Он судорожно скомкал лист и мгновение смотрел на него. Потом осторожно расправил бумагу и стал перечитывать.
Когда он дошел до слов «я полюбил невинное существо», из угла послышался смех. Он выронил письмо из рук и огляделся. Никого не было.
«Вот… уже какая-то чертовщина мерещится», — подумалось Василию. Письмо он поднял за уголок и поднес к свече. Когда огонь сделал свое дело, он бросил на пол невесомые остатки и тщательно растер их ногой. Затем подвинул к себе чистый лист бумаги.
«Дорогой Саша! — писал он на этот раз. — Поздравляю тебя: наконец ты окончил семинарию! Скажи по совести: неужели тебе не жаль стольких лет, потраченных впустую?… Ну, положим, теперь ты — дипломированный педагог. А проку? Завянешь над школьными тетрадями. Когда я приезжал в последний раз, ты посмеивался надо мной. А зря! Ибо я имею все, что нужно человеку для благополучия: землю, деньги, роскошный экипаж… Кстати, имея деньги, можно обзавестись библиотекой и почитывать в свое удовольствие — не то, что требуется по программам, а что хочется. Можно даже и педагогикой заниматься — опять-таки в свое удовольствие, понемножку, что я и делаю».
На этот раз он перечитать не успел. Вновь явственно раздался смех — господи, чей? Он осветил по очереди все четыре угла и в одном из них увидел Нюргуну. Он и думать не мог, что она окажется именно в этом углу, лицом к стене, коленями на поповском орудии пыток. Он поднял ее.
— Нюргуна? — срывающимся голосом начал он. — Неужели ты все время стояла на бревне?
— Нет, — улыбнулась она, — это я сейчас, нарочно.
— Что же… ты делала здесь?
— Когда меня заперли… забыли… я сначала стучала в дверь. Ух, как стучала!
Она подняла кулачки. Василий осторожно разжал их и задержал в своих пылающих ладонях.
— Потом я поняла, что стучу зря. Я легла на скамью и заснула.
— А ты… слышала, как я вошел?
— Нет. Я проснулась потом.
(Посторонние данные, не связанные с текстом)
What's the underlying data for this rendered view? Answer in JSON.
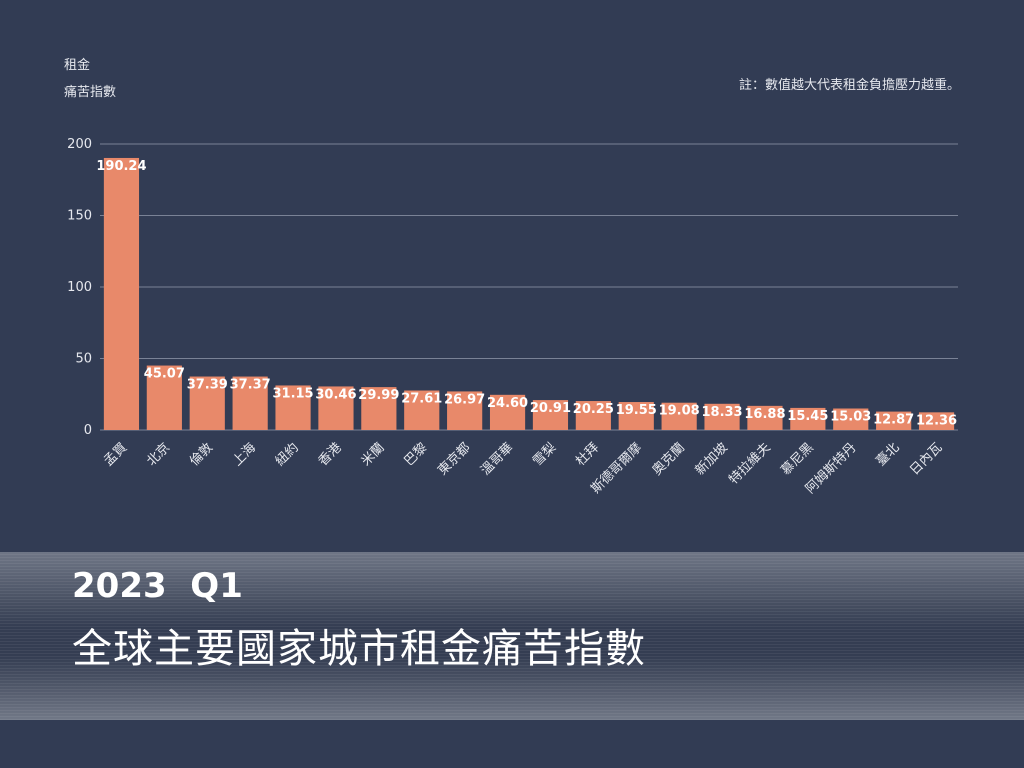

Я перед тем, как заснуть, долго молилась. Я залезла туда… — она показала на алтарь. — Я бога, гладила и говорила: «Боже, пошли мне его, приведи. Только он может спасти меня».
— Кто, Нюргуна?
— Вы. И когда я проснулась и услышала ваш голос, я сказала себе: его послал мне бог.
Нюргуна бросилась к двери и отворила ее. В сырое помещение ворвалась струя свежего воздуха. Качнулась и погасла свеча.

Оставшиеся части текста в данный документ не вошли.